How much Force in the Golf Grip
What Force should to Applied to the Golf Grip
There seems to be quite a lot of discussion with regards to how much pressure should be applied in a golf grip. It does get difficult to teach it, mainly because we are actually trying to convey a “feel”, and just what may feel good for one player may well not work for another. In general we could say that most mid to high handicap players employ far too much pressure to the grip. Since this is undoubtedly a vital part in the golf swing action (it’s in fact the only connection a golfer has with the club), it is necessary to get this right.
Be Sure Your Club Grip Size Fits Your Hand
Before we get with the topic at hand, it’s important to get the correct size grip on your clubs specifically for your hands. The grip will not just function to keep the club firm at ball contact, but it also will have to be loose enough to hinge the golf club at the top of the back swing. The hinge not just enables greater torque in the swing, but encourages us to lead with the hands through impact. Having appropriately measured grips for your hand size is crucial for this to happen. The proper grip should be merely adequate enough to allow our fingers to wrap around your golf club grip and basically almost, but not quite touch the base of our hand.
We won’t get into the various grips and how the club should be positioned in our hands at this point. We’ll just make the point that the club needs to be gripped primarily with the fingers, plus the best grip for many will be the overlap grip. This is not the same as the putter, and that is laid more over the palms of the hands. This is since with the putter there’s no back swing where we are going to hinge the golf club, therefore with this club we could make use of the palms for a more steadying effect.
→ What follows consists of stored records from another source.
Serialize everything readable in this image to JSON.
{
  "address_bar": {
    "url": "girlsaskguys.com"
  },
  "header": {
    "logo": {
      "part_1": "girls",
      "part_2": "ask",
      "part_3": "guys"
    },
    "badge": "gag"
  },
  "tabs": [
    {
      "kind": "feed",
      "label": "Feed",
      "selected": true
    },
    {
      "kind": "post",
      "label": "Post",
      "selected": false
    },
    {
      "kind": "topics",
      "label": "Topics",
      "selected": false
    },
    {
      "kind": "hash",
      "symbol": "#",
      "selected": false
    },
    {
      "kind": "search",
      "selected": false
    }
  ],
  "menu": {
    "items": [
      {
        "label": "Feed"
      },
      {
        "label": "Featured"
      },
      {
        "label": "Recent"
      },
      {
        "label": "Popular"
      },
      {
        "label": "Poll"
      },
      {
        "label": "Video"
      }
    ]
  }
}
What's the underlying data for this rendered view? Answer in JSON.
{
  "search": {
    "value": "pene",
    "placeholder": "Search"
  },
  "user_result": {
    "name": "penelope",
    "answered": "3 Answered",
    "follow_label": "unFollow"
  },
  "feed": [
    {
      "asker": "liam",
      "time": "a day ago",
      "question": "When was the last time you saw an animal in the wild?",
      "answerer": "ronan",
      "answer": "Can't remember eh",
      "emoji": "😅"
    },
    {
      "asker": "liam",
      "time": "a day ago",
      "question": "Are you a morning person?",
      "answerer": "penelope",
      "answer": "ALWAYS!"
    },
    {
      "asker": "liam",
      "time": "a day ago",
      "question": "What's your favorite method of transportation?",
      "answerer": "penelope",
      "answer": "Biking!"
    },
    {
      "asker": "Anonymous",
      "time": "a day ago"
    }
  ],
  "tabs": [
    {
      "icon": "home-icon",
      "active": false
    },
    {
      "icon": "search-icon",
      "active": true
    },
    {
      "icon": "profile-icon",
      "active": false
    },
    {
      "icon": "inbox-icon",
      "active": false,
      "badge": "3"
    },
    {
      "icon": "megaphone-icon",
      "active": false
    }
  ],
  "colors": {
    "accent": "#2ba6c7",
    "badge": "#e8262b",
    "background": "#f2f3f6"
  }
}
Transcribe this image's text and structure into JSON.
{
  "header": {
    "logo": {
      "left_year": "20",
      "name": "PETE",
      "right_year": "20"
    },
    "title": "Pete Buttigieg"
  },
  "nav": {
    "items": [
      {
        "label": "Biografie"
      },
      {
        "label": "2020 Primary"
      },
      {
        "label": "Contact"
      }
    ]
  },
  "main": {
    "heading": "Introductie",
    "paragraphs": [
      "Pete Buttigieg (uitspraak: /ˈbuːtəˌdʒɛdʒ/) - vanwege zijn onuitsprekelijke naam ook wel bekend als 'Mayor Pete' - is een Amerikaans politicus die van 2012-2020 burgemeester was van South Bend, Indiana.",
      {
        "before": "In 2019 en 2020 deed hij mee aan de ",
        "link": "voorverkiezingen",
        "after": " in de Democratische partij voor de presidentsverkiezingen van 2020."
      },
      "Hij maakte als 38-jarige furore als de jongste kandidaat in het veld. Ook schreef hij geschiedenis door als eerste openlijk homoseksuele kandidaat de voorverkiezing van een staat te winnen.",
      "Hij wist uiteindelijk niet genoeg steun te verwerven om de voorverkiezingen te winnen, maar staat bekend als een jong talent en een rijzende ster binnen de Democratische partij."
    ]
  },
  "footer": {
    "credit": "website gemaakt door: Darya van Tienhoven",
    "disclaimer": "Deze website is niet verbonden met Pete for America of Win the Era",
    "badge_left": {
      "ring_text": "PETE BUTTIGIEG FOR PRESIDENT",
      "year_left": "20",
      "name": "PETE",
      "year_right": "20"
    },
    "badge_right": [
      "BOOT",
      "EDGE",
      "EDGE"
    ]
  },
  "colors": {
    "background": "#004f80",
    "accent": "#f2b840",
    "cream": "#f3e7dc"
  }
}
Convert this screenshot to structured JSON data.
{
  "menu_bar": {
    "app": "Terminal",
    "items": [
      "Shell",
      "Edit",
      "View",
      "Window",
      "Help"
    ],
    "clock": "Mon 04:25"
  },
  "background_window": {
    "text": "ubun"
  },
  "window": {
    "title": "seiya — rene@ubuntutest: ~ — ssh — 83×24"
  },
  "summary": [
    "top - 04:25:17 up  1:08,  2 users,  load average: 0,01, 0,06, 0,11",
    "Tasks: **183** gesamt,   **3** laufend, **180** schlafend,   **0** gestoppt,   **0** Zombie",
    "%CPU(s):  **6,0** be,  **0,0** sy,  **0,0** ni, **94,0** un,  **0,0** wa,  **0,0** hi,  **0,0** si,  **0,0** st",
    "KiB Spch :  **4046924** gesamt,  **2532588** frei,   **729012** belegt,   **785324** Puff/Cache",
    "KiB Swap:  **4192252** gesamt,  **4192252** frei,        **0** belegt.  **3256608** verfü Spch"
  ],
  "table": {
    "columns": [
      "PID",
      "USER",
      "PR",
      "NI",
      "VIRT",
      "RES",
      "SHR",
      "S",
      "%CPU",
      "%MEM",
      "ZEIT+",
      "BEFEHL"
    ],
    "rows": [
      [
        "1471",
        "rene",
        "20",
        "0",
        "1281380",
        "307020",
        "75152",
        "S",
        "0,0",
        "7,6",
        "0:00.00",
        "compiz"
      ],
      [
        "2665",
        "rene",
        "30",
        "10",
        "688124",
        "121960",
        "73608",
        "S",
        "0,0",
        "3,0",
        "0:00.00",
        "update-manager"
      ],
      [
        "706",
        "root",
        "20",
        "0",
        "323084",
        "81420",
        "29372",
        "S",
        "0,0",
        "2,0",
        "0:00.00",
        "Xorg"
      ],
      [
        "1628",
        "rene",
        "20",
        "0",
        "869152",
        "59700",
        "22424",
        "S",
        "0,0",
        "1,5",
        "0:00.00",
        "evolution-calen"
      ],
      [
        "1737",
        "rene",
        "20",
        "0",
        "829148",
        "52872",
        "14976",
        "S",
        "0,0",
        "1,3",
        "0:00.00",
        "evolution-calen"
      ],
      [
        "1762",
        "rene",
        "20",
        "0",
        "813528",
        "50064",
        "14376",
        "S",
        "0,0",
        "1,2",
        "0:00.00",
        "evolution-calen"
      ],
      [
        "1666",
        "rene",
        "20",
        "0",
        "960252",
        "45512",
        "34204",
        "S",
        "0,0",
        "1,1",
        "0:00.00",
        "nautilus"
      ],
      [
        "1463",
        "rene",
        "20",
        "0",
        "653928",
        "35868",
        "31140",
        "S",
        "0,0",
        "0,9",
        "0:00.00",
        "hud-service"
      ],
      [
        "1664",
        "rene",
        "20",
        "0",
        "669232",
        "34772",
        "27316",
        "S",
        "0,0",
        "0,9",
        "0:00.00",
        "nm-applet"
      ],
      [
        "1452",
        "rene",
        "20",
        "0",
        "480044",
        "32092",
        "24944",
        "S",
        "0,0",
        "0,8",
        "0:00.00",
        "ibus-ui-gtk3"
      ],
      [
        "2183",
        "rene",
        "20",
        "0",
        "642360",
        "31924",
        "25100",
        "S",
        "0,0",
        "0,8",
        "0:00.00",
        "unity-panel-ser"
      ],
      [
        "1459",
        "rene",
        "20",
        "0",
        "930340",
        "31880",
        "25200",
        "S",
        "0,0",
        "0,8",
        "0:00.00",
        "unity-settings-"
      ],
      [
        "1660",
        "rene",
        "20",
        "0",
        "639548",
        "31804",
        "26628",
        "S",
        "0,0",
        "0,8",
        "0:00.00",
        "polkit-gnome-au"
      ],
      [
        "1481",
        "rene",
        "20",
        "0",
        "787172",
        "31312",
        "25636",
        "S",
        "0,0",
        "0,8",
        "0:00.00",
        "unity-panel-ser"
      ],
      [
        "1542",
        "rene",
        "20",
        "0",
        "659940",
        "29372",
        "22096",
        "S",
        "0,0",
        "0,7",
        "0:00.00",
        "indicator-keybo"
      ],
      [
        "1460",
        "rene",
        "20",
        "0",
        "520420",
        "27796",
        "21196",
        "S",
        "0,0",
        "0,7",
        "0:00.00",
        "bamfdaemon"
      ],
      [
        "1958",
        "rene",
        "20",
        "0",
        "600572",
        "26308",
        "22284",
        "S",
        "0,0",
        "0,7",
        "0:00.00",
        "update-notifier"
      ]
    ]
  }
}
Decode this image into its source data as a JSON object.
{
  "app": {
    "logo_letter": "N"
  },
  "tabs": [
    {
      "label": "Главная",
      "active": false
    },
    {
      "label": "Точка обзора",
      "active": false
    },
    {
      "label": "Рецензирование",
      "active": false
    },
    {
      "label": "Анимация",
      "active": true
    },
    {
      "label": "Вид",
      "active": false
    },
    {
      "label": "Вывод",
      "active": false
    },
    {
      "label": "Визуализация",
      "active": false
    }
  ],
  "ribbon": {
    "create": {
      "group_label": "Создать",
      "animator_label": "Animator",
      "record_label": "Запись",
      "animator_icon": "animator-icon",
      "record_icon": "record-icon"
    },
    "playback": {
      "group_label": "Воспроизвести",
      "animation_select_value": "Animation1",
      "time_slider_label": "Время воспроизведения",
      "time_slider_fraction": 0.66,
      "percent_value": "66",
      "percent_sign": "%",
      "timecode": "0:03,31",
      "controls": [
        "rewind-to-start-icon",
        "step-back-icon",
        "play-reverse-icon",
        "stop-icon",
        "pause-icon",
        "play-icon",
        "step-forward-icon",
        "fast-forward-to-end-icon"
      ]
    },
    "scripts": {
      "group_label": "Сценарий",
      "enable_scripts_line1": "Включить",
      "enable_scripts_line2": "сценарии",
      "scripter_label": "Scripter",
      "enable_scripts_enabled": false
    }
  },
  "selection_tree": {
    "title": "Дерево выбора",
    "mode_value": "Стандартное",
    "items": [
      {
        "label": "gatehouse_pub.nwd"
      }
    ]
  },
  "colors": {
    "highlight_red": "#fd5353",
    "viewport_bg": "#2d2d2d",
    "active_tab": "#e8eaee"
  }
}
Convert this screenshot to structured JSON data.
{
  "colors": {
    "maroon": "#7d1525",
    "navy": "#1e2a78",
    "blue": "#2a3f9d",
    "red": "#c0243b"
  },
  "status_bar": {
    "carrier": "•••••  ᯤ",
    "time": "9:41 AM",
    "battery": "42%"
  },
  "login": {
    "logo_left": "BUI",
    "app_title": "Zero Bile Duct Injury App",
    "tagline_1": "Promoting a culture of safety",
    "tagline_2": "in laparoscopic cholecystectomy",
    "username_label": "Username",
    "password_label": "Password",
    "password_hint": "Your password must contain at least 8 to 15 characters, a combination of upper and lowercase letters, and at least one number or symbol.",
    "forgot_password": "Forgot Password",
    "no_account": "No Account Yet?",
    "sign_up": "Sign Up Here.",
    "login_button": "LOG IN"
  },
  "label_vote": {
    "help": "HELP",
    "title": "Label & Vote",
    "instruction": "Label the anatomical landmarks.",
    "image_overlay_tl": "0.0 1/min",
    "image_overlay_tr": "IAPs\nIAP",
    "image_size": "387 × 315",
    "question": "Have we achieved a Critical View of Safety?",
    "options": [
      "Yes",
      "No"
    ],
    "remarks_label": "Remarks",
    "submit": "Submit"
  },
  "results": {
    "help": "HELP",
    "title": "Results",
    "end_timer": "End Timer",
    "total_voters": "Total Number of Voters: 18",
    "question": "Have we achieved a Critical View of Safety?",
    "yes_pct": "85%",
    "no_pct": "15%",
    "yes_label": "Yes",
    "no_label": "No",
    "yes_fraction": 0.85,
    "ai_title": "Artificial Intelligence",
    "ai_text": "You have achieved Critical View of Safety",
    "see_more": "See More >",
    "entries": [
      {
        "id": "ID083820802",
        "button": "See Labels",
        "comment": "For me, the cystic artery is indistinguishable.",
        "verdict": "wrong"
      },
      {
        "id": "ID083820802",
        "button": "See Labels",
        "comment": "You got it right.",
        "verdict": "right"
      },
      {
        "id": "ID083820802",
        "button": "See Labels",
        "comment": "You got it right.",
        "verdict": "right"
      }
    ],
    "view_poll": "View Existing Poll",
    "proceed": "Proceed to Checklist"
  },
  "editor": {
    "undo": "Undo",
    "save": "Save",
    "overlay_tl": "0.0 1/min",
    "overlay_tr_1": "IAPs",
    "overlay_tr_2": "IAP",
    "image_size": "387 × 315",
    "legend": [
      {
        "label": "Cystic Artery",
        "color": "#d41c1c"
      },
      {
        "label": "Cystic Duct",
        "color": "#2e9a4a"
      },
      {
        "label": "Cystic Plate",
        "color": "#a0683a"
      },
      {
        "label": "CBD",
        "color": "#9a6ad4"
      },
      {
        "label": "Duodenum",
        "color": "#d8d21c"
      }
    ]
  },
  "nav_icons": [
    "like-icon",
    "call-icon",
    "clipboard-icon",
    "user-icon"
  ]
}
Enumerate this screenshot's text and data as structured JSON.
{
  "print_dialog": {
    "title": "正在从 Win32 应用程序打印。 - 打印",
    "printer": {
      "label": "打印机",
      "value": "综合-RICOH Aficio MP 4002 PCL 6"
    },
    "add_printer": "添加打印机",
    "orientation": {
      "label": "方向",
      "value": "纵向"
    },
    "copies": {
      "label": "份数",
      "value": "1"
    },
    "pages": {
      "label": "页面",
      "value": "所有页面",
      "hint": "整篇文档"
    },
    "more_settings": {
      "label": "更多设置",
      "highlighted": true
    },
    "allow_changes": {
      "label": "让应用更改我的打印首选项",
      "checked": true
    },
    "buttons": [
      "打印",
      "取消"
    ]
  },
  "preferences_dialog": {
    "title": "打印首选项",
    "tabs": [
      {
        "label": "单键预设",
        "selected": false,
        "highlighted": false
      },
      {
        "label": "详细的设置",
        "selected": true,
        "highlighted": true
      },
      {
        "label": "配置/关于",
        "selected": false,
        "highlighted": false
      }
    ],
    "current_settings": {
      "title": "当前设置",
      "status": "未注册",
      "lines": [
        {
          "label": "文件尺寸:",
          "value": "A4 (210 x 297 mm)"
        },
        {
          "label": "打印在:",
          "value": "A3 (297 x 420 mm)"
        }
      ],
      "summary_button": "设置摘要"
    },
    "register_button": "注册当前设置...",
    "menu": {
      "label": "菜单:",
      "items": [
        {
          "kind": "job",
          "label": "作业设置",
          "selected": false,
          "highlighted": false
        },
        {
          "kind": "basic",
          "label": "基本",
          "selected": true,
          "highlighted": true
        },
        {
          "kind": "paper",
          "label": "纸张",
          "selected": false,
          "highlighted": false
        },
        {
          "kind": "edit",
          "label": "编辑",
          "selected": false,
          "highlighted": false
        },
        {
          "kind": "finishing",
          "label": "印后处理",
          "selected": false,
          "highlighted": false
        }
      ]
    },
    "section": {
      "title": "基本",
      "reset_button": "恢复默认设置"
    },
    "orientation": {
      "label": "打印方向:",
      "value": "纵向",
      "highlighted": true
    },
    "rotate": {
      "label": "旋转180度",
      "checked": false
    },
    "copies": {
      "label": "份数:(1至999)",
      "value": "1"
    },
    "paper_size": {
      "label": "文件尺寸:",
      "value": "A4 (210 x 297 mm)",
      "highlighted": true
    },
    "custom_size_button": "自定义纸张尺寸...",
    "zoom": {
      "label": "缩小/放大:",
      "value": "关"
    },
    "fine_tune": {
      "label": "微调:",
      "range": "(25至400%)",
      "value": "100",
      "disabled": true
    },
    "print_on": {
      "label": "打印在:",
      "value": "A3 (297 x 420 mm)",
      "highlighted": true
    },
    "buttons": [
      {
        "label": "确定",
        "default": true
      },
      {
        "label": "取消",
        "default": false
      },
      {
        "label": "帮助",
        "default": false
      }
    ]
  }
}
The Most Popular Grip Today Is the Vardon Grip
As we said, the grip being used by the majority will be the overlap, or “Vardon Grip” named after the British champion of 100 years back. With this grip seven fingers are in contact with the club, along with two thumbs. This will include four fingers on the right hand and three on the left (for right-handed players). For the majority of players if they apply pressure on the golf grip with just the last three fingers of the left hand, not any forefinger and thumb, and just the middle two fingers with the right hand, again not the forefinger or the thumb, this will likely apply the appropriate amount of pressure.
The most powerful part of the hand will be the thumb and forefinger, and by taking those from your actual golf grip with the club you ought to be able to help prevent over-gripping your club. It is going to also enable the necessary flexibility to give the correct hinge action. You merely require enough firmness in the grip to keep the club face from losing firmness at ball contact.